China Automobile espère bien faire
homologuer prochainement un deuxième
véhicule : le 4x4 Ufo, fabriqué
par Jonway. Le distributeur vise 3 000 ventes
des deux modèles en année pleine.
D'autres véhicules chinois devraient
être bientôt commercialisés
en France. Asie Auto, distributeur exclusif
de Landwind et de Brilliance, espère
vendre prochainement le 4x4 X-pedition de
Landwind à un prix défiant toute
concurrence, aux alentours de 15 000 euros.
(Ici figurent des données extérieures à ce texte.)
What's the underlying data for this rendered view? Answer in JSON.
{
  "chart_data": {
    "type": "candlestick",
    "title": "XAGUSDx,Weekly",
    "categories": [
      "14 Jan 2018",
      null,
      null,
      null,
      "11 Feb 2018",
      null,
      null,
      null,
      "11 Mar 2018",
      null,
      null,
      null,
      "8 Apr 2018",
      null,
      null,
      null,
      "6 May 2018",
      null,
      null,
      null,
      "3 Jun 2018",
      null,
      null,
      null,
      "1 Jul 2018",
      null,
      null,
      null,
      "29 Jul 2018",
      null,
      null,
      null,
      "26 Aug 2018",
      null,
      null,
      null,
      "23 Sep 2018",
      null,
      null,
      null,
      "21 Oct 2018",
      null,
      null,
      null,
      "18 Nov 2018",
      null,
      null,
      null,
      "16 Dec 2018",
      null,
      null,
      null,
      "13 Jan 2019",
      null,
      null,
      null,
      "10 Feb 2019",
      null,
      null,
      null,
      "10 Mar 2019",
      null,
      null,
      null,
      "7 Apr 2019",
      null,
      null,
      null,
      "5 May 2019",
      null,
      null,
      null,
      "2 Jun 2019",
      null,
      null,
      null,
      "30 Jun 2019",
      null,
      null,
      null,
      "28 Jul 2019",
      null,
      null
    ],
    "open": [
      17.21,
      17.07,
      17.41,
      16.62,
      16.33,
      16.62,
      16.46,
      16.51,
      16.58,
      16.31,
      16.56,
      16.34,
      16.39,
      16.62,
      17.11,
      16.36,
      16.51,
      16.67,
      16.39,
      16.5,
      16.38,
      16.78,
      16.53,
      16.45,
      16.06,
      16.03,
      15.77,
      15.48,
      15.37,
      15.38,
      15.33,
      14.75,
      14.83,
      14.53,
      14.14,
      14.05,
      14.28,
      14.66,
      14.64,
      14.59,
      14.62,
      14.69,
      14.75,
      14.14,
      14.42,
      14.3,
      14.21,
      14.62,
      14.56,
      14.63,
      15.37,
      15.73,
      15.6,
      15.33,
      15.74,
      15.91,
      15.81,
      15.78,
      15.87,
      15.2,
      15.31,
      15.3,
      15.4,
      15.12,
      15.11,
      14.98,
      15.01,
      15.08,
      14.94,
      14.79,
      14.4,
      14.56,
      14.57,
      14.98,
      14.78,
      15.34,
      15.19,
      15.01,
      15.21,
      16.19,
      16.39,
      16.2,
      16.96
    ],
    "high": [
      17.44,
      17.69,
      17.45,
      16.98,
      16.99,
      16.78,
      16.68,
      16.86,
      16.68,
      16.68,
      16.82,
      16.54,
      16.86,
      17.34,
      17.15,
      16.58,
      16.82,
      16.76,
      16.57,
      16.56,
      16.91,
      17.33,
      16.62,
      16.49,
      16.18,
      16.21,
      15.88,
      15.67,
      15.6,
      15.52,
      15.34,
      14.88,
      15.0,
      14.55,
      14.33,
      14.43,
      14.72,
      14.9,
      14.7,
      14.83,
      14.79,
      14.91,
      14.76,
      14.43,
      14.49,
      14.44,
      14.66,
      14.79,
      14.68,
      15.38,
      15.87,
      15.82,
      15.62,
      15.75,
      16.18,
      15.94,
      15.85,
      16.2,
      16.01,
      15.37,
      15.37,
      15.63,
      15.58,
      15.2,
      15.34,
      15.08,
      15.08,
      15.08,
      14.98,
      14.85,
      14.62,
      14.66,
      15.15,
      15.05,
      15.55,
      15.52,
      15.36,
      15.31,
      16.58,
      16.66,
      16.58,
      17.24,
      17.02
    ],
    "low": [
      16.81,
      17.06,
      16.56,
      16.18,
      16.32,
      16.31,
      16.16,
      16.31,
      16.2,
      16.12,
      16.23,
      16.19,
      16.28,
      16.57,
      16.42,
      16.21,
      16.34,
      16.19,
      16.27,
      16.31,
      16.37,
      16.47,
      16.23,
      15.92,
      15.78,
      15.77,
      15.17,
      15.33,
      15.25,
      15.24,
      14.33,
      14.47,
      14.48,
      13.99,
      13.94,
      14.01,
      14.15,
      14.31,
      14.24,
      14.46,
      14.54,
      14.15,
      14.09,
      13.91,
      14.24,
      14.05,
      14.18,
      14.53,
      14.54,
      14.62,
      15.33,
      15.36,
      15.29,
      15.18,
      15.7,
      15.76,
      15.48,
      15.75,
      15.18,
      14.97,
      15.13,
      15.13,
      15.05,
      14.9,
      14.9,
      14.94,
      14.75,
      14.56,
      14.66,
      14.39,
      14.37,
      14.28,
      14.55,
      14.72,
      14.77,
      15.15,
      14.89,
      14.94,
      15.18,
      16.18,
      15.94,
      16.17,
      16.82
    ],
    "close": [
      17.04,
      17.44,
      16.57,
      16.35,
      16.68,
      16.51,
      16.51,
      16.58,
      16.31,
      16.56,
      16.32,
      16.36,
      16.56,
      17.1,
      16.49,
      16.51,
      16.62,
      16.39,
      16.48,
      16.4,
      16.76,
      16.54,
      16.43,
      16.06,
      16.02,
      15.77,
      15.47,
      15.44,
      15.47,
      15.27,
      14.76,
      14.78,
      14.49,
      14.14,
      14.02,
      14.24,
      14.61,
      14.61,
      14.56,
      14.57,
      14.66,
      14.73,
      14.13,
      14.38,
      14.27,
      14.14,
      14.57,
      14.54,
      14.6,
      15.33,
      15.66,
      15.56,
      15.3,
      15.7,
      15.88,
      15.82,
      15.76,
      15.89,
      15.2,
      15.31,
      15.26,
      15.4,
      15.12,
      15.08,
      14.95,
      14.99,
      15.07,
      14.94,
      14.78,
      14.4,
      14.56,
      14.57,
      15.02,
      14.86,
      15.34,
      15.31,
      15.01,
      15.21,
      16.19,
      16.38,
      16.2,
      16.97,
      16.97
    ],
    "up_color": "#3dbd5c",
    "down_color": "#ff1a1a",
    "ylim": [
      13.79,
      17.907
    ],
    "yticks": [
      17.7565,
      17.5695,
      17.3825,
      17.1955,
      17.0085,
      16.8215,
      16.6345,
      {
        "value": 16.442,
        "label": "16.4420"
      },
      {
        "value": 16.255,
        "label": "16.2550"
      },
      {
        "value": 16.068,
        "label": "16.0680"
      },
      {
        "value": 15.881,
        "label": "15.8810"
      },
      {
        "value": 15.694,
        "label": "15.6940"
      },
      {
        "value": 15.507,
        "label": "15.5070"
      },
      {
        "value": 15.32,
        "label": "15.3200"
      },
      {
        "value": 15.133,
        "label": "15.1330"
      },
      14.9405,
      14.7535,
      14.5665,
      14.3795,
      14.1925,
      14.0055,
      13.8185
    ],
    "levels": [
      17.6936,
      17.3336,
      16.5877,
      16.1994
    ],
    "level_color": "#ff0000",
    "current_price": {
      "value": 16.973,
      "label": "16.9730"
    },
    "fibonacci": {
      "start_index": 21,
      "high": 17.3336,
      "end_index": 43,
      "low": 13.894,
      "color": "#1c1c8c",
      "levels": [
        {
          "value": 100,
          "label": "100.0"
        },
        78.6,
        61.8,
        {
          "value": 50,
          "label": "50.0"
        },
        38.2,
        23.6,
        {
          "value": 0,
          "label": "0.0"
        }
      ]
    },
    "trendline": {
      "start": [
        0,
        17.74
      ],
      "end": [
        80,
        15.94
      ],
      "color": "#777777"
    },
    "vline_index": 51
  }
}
Le distributeur chinois bénéficiera
de l'ancien réseau de MG Rover, soit
140 points de vente dans l'Hexagone. Asie
Auto espère attirer une clientèle
encore un peu réticente à acheter
un modèle chinois. Cette auto est déjà
vendue en Allemagne et aux Pays-Bas.
D'ici l'été, une berline siglée
Brilliance pourrait également être
vendue en France. Toujours en attente d'homologation,
la BS2 se positionne sur le segment très
concurrentiel des véhicules compacts
comme la Toyota Auris ou la Golf de Volkswagen.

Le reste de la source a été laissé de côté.